En esta última novela, que a
su vez le dedica mucha atención a la cultura popular al enumerar varios títulos
de canciones populares y películas, vuelven a aparecer las mismas imágenes. Ahora
es Manongo quien se vale del empate a cero para referirse al desencuentro que
viene instalándose en la relación compleja con su amada Tere (Bryce Echenique, No me esperen 571, 574). También retoma la
expresión “Deme un comprendido, Artacho” para hacer el balance de sus amores. Cuando
cesan las reuniones anuales primaverales, a las que alude el título y en las
que solían juntarse ambos protagonistas, dicho apóstrofe traduce el deseo de
establecer un orden racional que contraste con la desesperanza (504).
Entrometiéndose en las focalizaciones de los personajes centrales, las imágenes
prestadas al fútbol no solo se diseminan por unas novelas específicas, sino que
también trascienden sus límites. Tal recurrencia puede considerarse típica
tanto de una reproducción excesiva de la información que, para Augé, es una de
las características fundamentales de la comunicación de masas de la que
participa el fútbol (Augé y Derèze, 161) como de la práctica narrativa del
autor. Según Ortega, el estilo de Bryce es “obsesivo, a veces maniático de los
detalles” (El hilo del habla, 15), lo que se manifiesta en “una enunciación teatralizada
por su derroche” (36) en la que “los
paralelismos, repeticiones y circularidad del relato se basan en un sistema
rítmico del habla evocativa, dialógica y humorística” (43).

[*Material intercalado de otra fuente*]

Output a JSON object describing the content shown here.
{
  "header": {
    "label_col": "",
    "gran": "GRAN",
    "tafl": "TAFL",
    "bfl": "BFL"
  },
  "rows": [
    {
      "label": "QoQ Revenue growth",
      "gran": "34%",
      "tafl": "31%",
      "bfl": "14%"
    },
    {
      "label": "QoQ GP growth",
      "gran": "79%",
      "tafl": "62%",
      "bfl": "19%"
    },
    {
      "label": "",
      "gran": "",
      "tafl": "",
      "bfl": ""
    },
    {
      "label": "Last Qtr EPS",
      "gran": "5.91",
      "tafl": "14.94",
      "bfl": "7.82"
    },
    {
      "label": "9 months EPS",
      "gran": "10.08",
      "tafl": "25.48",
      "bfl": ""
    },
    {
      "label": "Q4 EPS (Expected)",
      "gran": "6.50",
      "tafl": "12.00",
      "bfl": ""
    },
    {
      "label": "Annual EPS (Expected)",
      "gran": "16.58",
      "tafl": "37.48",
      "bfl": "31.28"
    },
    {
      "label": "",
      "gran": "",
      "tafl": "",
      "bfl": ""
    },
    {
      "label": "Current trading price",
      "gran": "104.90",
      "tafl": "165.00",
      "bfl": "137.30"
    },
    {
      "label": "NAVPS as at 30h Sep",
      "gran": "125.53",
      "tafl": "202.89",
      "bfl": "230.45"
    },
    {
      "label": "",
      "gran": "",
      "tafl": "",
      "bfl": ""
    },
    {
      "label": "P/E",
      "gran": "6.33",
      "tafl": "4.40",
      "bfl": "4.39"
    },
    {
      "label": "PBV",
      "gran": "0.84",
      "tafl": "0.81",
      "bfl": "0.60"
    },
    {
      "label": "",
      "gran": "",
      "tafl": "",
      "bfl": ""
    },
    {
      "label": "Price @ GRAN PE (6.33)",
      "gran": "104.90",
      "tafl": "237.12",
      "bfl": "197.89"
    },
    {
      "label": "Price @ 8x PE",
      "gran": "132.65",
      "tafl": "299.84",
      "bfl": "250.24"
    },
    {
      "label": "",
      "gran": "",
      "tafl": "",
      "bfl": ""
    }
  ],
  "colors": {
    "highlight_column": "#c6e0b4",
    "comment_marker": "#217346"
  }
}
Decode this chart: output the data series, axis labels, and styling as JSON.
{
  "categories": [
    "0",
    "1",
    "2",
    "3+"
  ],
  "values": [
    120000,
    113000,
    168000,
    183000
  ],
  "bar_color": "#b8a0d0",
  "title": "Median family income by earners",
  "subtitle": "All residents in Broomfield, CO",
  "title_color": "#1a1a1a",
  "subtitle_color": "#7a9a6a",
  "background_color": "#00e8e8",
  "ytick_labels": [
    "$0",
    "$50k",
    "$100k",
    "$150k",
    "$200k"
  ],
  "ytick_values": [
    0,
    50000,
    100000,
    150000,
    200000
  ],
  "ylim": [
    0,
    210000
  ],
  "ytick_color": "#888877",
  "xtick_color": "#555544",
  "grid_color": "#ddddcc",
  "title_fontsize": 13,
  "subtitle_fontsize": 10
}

De este modo, las repeticiones de palabras y de
expresiones vinculadas al fútbol concuerdan con la “locuacidad discursiva” con
la que el autor da cuerpo a “una escritura que emula un lenguaje conversacional
y coloquial, lleno de giros populares y capaz de incorporar mil y una
digresiones del narrador [...] a la manera de una buena charla” (Ferreira, 79).

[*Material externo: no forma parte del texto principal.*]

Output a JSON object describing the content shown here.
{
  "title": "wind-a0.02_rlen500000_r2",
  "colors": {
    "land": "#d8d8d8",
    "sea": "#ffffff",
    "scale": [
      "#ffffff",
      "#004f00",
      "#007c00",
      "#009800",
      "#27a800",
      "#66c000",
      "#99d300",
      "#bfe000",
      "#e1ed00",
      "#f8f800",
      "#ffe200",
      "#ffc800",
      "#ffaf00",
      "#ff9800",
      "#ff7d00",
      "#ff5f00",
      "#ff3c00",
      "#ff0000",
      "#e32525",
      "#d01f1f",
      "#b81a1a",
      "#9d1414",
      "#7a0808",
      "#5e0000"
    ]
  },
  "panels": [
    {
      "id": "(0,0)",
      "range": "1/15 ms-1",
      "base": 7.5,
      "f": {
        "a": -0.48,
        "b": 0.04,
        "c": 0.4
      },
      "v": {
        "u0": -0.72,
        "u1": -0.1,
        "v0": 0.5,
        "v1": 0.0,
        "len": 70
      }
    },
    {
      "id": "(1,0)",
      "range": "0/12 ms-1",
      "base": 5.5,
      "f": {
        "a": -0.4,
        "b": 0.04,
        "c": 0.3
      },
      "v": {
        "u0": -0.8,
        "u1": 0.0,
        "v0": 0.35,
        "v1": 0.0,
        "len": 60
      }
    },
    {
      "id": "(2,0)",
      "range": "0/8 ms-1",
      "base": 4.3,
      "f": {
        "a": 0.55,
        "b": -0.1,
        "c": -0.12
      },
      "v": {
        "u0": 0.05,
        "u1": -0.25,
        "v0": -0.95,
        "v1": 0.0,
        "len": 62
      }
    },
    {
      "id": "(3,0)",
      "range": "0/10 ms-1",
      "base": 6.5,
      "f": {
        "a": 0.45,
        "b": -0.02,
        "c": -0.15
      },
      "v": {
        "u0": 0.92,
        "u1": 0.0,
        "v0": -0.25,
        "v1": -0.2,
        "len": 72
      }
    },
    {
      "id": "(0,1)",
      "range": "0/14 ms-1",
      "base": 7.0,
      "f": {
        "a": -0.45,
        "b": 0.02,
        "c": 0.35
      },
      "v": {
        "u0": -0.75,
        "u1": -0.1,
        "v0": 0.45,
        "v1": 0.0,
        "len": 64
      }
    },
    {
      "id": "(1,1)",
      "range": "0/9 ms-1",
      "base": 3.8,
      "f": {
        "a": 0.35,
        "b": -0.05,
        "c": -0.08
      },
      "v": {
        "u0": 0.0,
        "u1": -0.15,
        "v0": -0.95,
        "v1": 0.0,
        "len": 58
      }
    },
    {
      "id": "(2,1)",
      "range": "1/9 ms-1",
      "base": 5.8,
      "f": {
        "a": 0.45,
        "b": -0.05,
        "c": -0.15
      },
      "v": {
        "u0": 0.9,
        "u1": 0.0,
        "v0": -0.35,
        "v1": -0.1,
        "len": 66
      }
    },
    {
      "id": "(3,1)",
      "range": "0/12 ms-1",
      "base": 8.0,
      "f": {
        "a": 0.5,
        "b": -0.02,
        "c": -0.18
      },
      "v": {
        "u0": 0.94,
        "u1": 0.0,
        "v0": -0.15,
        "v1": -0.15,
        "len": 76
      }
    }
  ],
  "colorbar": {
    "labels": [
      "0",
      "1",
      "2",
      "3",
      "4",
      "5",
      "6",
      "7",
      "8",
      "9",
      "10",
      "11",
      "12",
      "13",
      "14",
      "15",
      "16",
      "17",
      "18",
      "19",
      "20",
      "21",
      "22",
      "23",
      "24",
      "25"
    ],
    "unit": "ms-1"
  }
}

Es muy significativo, a este respecto, que el propio Bryce explicite la
dimensión oral del fútbol, confesando que “los mejores partidos de fútbol en
Lima, nunca los vi en el Estadio Nacional, los ‘vi’, sí, los ‘vi’, en los cafés
y bares donde el público comentaba las maravillosas jugadas que jamás
existieron pero que pudieron haber existido” (Ortega, El hilo del
habla 119). Asimilando a la
narración unos modos redundantes, anónimos, propios del hablar común, (10)
esta oralidad se ajusta a la
cotidianidad, que es inherente al discurso sobre el fútbol y que, como se ha
visto, ha contribuido a asentar la
atención literaria por este deporte (Wood, 271). De esta manera, el imaginario
futbolístico y la oralidad coinciden en poner en primer plano unos fenómenos
propios de la cultura popular que antes “fue considerada como signo de la
barbarie” (Franco, 738), y cooperan en
la representación literaria. Tal como lo formula Marcone, la explotación del
registro hablado en Bryce, lejos de obedecer a un deseo “de fidelidad a un
discurso oral específico”, pone en marcha una construcción discursiva de lo
oral (256). En el presente caso, la oralidad destaca una función
tranquilizadora y terapéutica, cuyo alcance quedará más claro al examinar el
segundo proceso narrativo estimulado por las referencias al fútbol: la
visualidad.
3. Fútbol y visualidad
Además de
propiciar cierta práctica estilística, las referencias futbolísticas llevan a “una
infiltración de la cultura visual en la narrativa”, igual que lo hace, según
Bourhan El- Dim Khalil, la intertextualidad de las películas (104). Como
aparece en la despedida de Martín e Inés en La vida exagerada de
Martín Romaña (586), un calco del famoso final de Casablanca, o en la enumeración de títulos en No me
esperen en abril (57), estas alusiones apelan a “la formación
cinematográfica” del lector y, tal como las canciones, cumplen “una función semiótica” (Bourhan El- Dim Khalil,
108-109) poniendo en marcha una memoria colectiva. Al mismo tiempo, la afinidad
entre novela y cine procede de la importancia que le concede Bryce a lo que se
podría llamar “la visualidad”. (11) Concretamente, esta equivale a una
estrategia por la que “casi todos los hechos, la información que tenemos de los
personajes, sus acciones, vienen narrados desde el punto de vista de algún o de
algunos personajes” (Bourhan El- Dim Khalil, 112) y por la que muchas veces “la
palabra se ve desplazada a un lugar relativamente secundario” por “los
mecanismos de la imagen en movimiento en su estado más puro” (103). (12)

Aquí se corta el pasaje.